La discrimination salariale existe mais peut-on renoncer à instaurer cet arrêt pour ces nombreuses femmes en souffrance juste parce qu’il y a un risque de discrimination ? Pour moi, ce n’est pas entendable. Je pense qu’il y a deux combats à mener : celui de la douleur et celui des discriminations. Nous avons les outils pour les déceler et mettre en place des pénalités. Concernant les discriminations à l’embauche, nous avons prévu que ce dispositif soit intégralement pris en charge par la Sécurité sociale. S’il avait un coût important pour les entreprises, nombre d’entre elles n’embaucheraient pas de femmes pour ne pas y être confronté. Ce texte comporte aussi tout un volet pour mettre la santé menstruelle et gynécologique au cœur du dispositif, qu’on puisse en parler dans les entreprises en instaurant notamment un cycle de sensibilisation obligatoire. Il faut que ces sujets soient moins stigmatisés.

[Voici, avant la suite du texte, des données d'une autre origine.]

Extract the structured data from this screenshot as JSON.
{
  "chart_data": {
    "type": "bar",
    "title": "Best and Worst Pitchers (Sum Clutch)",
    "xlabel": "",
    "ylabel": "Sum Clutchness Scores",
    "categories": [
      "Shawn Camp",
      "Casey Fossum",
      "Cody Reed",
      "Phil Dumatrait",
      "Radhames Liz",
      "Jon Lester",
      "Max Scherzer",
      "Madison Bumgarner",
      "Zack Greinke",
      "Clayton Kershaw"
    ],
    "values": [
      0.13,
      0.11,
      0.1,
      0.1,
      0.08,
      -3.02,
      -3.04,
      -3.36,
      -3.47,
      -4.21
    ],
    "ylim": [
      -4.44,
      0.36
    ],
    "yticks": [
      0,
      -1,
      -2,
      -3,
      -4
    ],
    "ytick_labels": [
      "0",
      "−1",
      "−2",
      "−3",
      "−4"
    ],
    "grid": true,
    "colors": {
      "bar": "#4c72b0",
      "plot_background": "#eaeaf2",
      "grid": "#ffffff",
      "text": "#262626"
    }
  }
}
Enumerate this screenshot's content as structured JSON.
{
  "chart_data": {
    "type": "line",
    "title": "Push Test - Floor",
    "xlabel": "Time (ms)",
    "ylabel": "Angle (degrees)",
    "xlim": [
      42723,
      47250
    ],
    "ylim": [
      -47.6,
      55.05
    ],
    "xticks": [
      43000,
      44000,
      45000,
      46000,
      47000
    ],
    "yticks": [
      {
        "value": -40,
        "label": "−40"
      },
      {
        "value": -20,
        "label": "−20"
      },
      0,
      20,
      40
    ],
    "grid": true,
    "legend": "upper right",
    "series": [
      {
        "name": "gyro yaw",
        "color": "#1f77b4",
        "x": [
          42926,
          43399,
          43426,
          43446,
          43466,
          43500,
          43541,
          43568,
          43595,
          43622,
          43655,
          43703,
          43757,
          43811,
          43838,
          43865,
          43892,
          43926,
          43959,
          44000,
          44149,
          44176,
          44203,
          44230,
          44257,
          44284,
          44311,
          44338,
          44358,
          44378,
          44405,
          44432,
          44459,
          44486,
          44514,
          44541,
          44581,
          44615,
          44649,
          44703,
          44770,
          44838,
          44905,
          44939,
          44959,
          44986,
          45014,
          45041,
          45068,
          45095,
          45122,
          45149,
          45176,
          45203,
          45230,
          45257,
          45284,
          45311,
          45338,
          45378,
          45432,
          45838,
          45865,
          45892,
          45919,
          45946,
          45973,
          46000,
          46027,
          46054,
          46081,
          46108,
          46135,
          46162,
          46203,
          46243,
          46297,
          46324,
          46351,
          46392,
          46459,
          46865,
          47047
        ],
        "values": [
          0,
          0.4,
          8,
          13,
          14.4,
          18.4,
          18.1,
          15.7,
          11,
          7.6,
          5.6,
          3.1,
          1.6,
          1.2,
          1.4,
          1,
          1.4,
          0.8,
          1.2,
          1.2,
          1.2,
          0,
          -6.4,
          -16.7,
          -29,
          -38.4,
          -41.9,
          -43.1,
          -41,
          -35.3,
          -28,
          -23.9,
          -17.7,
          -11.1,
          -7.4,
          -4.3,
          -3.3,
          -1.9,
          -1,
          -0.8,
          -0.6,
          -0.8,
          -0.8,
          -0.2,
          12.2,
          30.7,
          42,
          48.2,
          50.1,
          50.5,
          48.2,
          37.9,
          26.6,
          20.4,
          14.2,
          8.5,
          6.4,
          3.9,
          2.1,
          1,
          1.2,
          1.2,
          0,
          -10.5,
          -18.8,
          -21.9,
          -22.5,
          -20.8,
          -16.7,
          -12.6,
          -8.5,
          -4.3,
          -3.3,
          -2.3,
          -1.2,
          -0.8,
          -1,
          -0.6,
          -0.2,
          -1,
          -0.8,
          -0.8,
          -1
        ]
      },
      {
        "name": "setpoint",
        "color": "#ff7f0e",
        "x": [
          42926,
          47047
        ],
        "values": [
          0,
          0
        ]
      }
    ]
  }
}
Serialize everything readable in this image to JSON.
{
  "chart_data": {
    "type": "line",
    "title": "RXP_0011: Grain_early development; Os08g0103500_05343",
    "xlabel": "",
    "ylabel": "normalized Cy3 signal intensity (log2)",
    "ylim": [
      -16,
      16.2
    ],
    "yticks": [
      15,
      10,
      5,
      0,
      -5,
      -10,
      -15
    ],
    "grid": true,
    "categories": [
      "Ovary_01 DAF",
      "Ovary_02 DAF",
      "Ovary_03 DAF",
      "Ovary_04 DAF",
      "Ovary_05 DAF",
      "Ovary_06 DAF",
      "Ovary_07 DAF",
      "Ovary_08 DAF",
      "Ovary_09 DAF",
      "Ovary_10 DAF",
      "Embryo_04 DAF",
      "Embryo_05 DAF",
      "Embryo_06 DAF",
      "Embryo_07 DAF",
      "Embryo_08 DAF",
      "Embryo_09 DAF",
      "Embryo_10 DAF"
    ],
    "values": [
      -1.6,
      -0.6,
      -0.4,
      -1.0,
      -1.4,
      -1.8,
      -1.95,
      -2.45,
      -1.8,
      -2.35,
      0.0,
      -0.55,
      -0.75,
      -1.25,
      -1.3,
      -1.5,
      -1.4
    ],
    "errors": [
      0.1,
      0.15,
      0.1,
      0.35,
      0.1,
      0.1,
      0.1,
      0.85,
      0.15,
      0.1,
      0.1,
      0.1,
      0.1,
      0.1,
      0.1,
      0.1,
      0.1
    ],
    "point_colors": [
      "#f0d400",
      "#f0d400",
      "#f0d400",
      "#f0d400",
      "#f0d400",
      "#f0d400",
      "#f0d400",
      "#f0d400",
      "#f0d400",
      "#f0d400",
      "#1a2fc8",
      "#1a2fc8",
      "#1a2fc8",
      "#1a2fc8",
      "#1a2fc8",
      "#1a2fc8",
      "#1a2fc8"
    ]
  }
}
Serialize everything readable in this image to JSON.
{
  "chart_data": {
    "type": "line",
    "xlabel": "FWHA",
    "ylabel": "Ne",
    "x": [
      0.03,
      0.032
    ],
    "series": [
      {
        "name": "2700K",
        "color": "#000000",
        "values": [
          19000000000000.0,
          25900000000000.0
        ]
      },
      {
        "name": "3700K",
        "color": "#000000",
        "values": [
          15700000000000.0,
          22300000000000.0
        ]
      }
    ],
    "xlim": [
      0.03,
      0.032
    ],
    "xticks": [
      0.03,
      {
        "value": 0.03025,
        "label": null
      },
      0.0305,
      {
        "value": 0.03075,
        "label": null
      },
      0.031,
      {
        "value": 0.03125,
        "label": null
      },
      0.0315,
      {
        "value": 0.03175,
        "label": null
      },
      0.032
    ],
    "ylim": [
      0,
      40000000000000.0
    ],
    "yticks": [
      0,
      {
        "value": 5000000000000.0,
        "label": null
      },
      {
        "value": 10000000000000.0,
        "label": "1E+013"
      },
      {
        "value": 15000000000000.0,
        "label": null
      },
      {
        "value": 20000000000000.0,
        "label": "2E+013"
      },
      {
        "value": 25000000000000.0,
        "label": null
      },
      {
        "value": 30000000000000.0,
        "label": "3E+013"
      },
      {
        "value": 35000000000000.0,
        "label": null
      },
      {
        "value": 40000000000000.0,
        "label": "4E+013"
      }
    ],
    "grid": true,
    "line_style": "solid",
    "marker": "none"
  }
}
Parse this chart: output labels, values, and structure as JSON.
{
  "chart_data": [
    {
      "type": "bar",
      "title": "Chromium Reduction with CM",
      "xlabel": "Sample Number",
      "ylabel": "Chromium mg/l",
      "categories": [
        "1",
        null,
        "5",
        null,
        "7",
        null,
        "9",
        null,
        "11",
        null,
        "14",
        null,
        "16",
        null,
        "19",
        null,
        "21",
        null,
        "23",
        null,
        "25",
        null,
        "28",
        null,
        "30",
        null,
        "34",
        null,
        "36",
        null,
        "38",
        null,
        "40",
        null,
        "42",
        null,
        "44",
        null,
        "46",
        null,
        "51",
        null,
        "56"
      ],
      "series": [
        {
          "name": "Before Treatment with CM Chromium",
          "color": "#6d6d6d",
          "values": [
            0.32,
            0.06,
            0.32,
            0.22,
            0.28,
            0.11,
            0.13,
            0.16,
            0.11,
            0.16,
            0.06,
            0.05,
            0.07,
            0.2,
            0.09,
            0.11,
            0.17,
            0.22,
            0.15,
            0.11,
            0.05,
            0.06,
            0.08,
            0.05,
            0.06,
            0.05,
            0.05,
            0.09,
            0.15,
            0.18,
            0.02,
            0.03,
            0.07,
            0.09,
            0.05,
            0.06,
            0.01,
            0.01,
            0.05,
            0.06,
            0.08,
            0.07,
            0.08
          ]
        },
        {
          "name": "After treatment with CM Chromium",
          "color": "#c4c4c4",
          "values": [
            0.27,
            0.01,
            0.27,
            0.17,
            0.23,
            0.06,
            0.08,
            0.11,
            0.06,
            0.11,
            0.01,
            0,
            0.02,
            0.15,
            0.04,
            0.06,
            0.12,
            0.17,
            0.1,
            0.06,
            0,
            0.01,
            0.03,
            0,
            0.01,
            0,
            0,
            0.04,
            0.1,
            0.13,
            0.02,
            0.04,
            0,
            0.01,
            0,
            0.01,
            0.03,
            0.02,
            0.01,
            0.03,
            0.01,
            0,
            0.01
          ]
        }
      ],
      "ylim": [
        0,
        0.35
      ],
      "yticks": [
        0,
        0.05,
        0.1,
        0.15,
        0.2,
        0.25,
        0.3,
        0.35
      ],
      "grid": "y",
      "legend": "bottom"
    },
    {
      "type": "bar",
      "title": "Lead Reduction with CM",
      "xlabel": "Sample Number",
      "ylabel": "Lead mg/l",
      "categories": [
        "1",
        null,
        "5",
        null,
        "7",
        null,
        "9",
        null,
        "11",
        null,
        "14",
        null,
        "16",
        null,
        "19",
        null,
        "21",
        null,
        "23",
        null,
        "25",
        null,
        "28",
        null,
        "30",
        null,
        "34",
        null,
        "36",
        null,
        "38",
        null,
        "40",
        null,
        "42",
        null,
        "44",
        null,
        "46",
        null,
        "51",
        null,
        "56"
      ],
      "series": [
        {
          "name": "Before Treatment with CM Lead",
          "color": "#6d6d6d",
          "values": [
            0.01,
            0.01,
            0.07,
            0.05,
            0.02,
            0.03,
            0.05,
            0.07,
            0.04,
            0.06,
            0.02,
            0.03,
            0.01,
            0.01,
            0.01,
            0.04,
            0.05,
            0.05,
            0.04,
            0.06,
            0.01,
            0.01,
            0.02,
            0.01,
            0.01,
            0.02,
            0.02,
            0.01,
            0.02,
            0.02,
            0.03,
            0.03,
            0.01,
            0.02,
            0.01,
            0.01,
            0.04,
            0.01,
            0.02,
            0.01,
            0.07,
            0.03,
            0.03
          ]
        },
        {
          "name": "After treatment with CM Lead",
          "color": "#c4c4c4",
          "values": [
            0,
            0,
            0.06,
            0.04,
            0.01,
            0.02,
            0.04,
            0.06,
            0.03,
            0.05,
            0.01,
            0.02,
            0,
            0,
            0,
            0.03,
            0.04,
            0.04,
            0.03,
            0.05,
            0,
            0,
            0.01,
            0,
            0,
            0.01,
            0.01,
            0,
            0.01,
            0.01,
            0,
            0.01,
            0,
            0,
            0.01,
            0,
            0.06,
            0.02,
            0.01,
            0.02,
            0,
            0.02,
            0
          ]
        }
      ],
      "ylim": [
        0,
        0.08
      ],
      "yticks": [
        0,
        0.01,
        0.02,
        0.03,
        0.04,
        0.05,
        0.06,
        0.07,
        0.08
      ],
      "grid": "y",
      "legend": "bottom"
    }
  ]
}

Faut-il aller plus loin, par exemple en généralisant le congé pour les interruptions spontanées de grossesse comme le prévoit le texte socialiste ?
Un texte sur les fausses couches a déjà été rejeté. Je pense qu’on a plus de chance d’avoir une victoire sur le congé menstruel. Plus on ajoute des éléments, plus on lève des boucliers, notamment à droite. Dans l’absolu, j’aimerais aussi inclure à cette PPL la ménopause, qui peut avoir des conséquences importantes sur la santé des femmes pendant plusieurs années. Mais, quand on voit les discriminations à l’embauche déjà subies par les femmes seniors, cela ouvrirait encore un autre sujet… A défaut d’être majoritaires à l’Assemblée, nous avons retenu l’option d’un texte basique. Si on arrive à la faire passer, on aura le pied dans la porte pour aller chercher d’autres victoires car traiter sérieusement la question de la santé des femmes au travail implique d’aller plus loin.